Power ohne Protz schützte in den Jahren des gesellschaftlichen Umbruchs vor Attacken. Besonders in Europa wurde nun der Nerz nach innen getragen, weniger Schein als Sein war angesagt. Mit dem 300 SEL 6.3 nahm Mercedes diesen Trend vorweg - zufällig. Tatsächlich sollen es nämlich andere Gründe gewesen sein, die zur Entwicklung der ultimativen S-Klasse führten. Da waren zum einen die zusätzlichen Absatzmöglichkeiten für den aufwändig entwickelten und anfangs nur im Modell 600 eingesetzten V8 des Typs M 100. Hinzu kam eine Kampfansage aus Rüsselsheim, denn Opel verkaufte sein Spitzenmodell Diplomat mit amerikanischem V8. Als dann auch noch der italienische Supercar-Spezialist Iso Rivolta mit dem viertürigen Fidia S4 inklusive5,4-Liter-V8 nach dem Blauen Band des schnellsten Autobahnliners griff, ließ Mercedes seinem legendären Versuchsingenieur Erich Waxenberg freie Hand.

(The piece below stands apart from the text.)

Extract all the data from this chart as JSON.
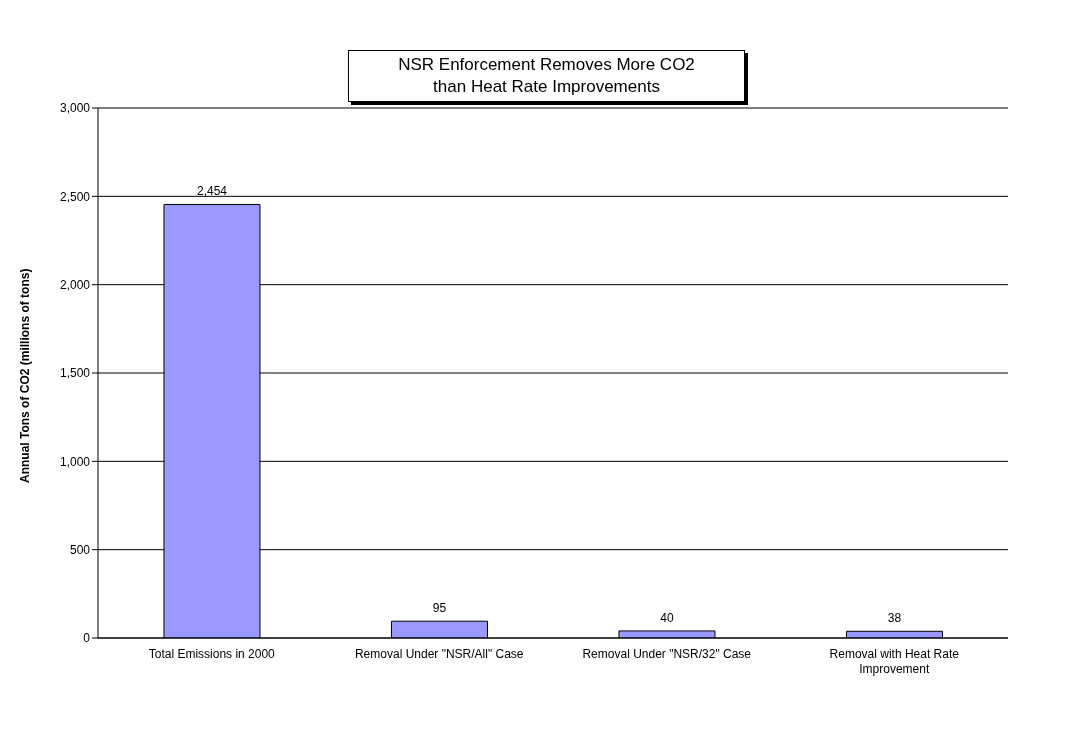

Waxenberg schärfte den 300 SEL, auch weil er Einsätze bei Tourenwagenrennen im Sinn hatte.
 
Die Amerikaner wählten die schwäbische Hochleistungslimousine in Leserbefragungen der Fachpresse zum ,,greatest sedan in the world", deutlich vor Cadillac und Rolls-Royce. Wohl auch weil der 225 km/h flotte Big Benz mit serienmäßiger Viergang-Automatik seine Kraft so sanft und leise entfaltete, während andere, vergleichbar rasante Boliden ihr Temperament stets mit Gebrüll inszenierten.
 
Auch das war damals neu: Der schon leer mehr als 1,7 Tonnen schwere, luftgefederte Kreuzer konnte längere Distanzen mit Vmax ohne Auflösungserscheinungen seiner vier Gummis absolvieren. Tatsächlich galt das rasende Chefzimmer als erstes europäisches Fahrzeug mit serienmäßig breiten Niederquerschnittsreifen der Serie 195 VR Type 70. Damit der Benz nicht nur brutal beschleunigen, sondern ebenso bremsen konnte, bekam er vorn und hinten innenbelüftete Scheibenbremsen.
 
Ein wenig mysteriös ist bis heute, wie viele Prominente sich damals die einzige Hochleistungslimousine gönnten, die sich ernsthaft mit sportlichen Statussymbolen wie Porsche 911 S oder Jaguar E-Type messen konnte. In der Namensliste, die sich den heißblütigsten Rebellen der Luxusklasse leistete, wird Peter Fonda ebenso genannt wie Udo Jürgens, Peter Alexander und Hildegard Knef. Sogar Steve McQueen soll ,,the greatest sedan" über amerikanische Highways getrieben haben.